The bottom line here is that a lot of good people are working on solutions. These solutions are not the same old stuff in new wrappers. They’re original ideas, some of which the papers will have no control over.

He has a lot of interesting suggestions for future models. I would not actually mind paying for quality reporting as the issue of news coverage is critical to knowing what’s happening in “distant but important place” as it’s quality reporting that is at issue for readers and citizens.

I get much of my news from small micro papers published in northern CT. We still get the Hartford Courant, but this will soon end, as the content I read in that paper has been trimmed, its tone is oddly angled, and the paper has very little that can’t be done elsewhere. I’ll miss the paper, but it’s not serving my needs. And the NYT is too much paper for my reading habit. We don’t need “newspapers” but we need excellent journalism.

Journalism is more than The Globe or Courant. It’s also the technical areas we work in: computer science and literature news, reportage on numerous areas of interest. Newspapers, in a sense, are an extending technology–they extend the eye, the ear, and the body of those who want the engagement. We’re grappling with the physicality of information and place. Payment methods are one issue: there’s also the issue of readership.

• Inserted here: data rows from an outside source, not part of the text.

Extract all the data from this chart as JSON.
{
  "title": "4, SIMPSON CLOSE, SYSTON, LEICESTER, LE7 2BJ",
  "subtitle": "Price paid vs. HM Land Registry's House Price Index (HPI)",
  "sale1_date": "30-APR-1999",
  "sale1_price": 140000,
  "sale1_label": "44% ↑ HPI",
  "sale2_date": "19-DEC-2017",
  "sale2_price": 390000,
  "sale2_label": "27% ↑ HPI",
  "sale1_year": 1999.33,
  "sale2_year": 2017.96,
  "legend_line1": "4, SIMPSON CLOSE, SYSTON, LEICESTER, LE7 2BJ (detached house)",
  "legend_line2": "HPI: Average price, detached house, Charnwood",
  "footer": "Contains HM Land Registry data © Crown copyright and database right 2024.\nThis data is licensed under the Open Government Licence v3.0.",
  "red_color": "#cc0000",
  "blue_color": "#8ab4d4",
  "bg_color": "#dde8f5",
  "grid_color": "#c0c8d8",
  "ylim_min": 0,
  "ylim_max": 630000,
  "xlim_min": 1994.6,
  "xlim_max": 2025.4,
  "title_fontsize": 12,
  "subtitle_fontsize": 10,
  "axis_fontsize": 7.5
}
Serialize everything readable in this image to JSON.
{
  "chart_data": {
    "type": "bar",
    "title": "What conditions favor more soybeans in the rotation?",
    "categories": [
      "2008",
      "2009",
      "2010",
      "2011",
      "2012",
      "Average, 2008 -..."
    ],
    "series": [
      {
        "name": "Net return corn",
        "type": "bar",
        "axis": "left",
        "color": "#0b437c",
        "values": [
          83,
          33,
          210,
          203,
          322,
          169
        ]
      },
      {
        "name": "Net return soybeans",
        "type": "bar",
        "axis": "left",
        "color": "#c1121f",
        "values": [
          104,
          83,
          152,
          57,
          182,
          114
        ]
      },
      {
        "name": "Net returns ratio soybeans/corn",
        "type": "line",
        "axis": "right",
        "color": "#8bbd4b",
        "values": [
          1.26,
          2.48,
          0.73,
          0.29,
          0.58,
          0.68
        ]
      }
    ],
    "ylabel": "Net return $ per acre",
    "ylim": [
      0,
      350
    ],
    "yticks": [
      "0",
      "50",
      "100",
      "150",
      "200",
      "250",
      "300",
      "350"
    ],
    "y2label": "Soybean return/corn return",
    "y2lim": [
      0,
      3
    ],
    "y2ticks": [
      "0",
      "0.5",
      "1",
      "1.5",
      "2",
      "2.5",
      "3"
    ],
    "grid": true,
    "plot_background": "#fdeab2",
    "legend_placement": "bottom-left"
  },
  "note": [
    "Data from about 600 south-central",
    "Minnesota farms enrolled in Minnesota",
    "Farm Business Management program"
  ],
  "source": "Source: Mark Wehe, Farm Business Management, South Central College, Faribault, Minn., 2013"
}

A Night of Comedy and Satire

Tunxis Community College Presents
A Night of Comedy, Satire, and Theater

“The Book of Leviticus Show,” “Kitty the Waitress,” “Funeral Parlor”* by Christopher Durang. Directed by George Sebastian-Coleman

“The Hail Mary Pass” by Patrice Hamilton. Directed by Patrice Hamilton

Here are the audition dates:

Wed. 5:30-8:30pm February 18
Rooms 6-127 & 6-128

Sat. 10am-12 pm February 21
Rooms 210 & 215

Call Backs
Sat. 12:30-3:00 pm 2/21/09
Rooms 210 & 215

Email tunxiscollege at gmail.com for Audition Info Sheet and remember to bring a copy of your picture to audition!

Pick up copies of the plays at the Tunxis Library

Dress Rehearsal: April 30, 2009

Performance Dates: Friday Night, May 1, 2009 and Saturday Night, May 2, 2009

Accidents

I’ve just received word that a good friend and colleague of mine, Art Adolfson, coordinator of our Math and Computer Science honors program is in the hospital after being hit on his bicycle by a car.

This is an excellent person. He will be on leave and should recover, which is good to hear.

Regulation

Here’s an odd article in the paper this morning called Charter School’s Preschool at Risk. It’s an example of dropped balls and waste regarding licensing law and categories. For several reasons.

The issue has swept Jumoke into a legal battle that could have ramifications for all charter schools in the state. Although under state law charter schools are now subject to the licensing process for day-care programs, they usually did not seek a license because they assumed that, like public and private schools, they were exempt, Sharpe said.

Reasons are provided how the issue erupted:

State law says day-care programs run by a public school system or a private school acknowledged by the state Department of Education don’t need a license to operate.

That law would seem to allow day-care programs run by charter schools. But a different law defines charter schools as “public, nonsectarian school(s) … operated independently of any local or regional board of education” — thus making them a separate entity from public or private schools.

One answer is to require a license. The other is cut and paste the language of exemption from public schools to charter schools and to justify the shift without muddling the categories. But CT will take the more painful route of adding a licensing burden to charter schools, mucking up simplicity, and complicating attitudes against “regulation.”

In any event, why did the charter schools “assume”? And why did the state overlook the subject in the first place? Why are public schools exempt from licenses?